From amy B, Reviewer at NetGalley, Four stars out of Five
Overall, this felt like a refreshing take on the legend of Medousa, and examining through fiction how some of the myths about her may have come about. There is experience of madness through essentially the solitary confinement of not being able to interact with other beings. She also learns over time to control both her anger and urge to lash out – both as a human and later as a Gorgon, when she learns to leash her fatal power.
Large amounts of pain and suffering form Medousa’s tale, with times of joy and repose. Sensual without being graphic, there are lovely bits depicting the love, romance and sexual relationship between Medousa and Cynisca as young mortal women. Love, longing, and the sadness of missing an absent lover are major threads woven throughout.

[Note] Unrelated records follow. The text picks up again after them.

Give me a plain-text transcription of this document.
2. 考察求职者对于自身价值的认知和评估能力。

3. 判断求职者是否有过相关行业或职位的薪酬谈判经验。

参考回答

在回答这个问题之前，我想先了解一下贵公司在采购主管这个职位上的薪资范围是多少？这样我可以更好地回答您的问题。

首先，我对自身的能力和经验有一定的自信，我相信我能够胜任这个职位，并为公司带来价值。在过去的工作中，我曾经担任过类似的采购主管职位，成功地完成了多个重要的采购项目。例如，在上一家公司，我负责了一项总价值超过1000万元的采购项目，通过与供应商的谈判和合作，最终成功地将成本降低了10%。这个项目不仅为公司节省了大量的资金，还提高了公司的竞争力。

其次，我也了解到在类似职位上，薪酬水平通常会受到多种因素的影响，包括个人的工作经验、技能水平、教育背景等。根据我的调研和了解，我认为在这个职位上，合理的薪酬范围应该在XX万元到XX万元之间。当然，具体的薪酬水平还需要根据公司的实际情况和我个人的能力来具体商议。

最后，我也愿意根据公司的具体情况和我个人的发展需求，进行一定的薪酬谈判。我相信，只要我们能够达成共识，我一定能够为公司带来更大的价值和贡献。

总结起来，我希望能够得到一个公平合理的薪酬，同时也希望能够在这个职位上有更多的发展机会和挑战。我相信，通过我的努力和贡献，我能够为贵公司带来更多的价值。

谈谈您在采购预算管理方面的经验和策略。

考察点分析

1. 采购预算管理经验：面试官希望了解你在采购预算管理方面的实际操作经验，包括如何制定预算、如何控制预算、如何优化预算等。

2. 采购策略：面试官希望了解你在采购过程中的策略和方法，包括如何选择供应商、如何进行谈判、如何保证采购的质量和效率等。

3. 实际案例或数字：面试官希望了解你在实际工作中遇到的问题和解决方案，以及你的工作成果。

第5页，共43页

Slavery, and the desire for being able to decide her life for herself are major issues for Medousa early in the novel. Once her freedom is won, she is still constrained through societal expectations, including those who knew her while she was still a slave, and her own ingrained attitudes from living as a slave.
The casual sexual assault and harassment was something I could read through, but the author’s portrayal of Athena’s response to the rape of Medousa in her temple I found really difficult to deal with, due to how I have experienced and heard others recount people reacting to sexual assault and rape in real life. While it reflects Ovid’s telling, (which I had forgotten about in the intervening years), the sheer victim blaming of her words is brutal.
While horrific and hard to deal with, it does remind the reader that the Greek Pantheon of Goddesses and Gods were not only the positive aspects commonly associated and interpetted in beginner neo-Pagan and New Age books, but also the sheer brutality contained within mythology and poetry that tends to get edited out in reinterpretations or versions parsed for high school audiences. (Granted, there is a whole other discussion about male authorship and misogyny in classical Greek texts).
For anyone dealing with issues around experienced sexual harassment, assault, or rape, the victim blaming of other characters (and at times, from Medousa towards herself) may be difficult to read, especially pronouncements from characters on her guilt of simply existing provoking or being responsible for the attack.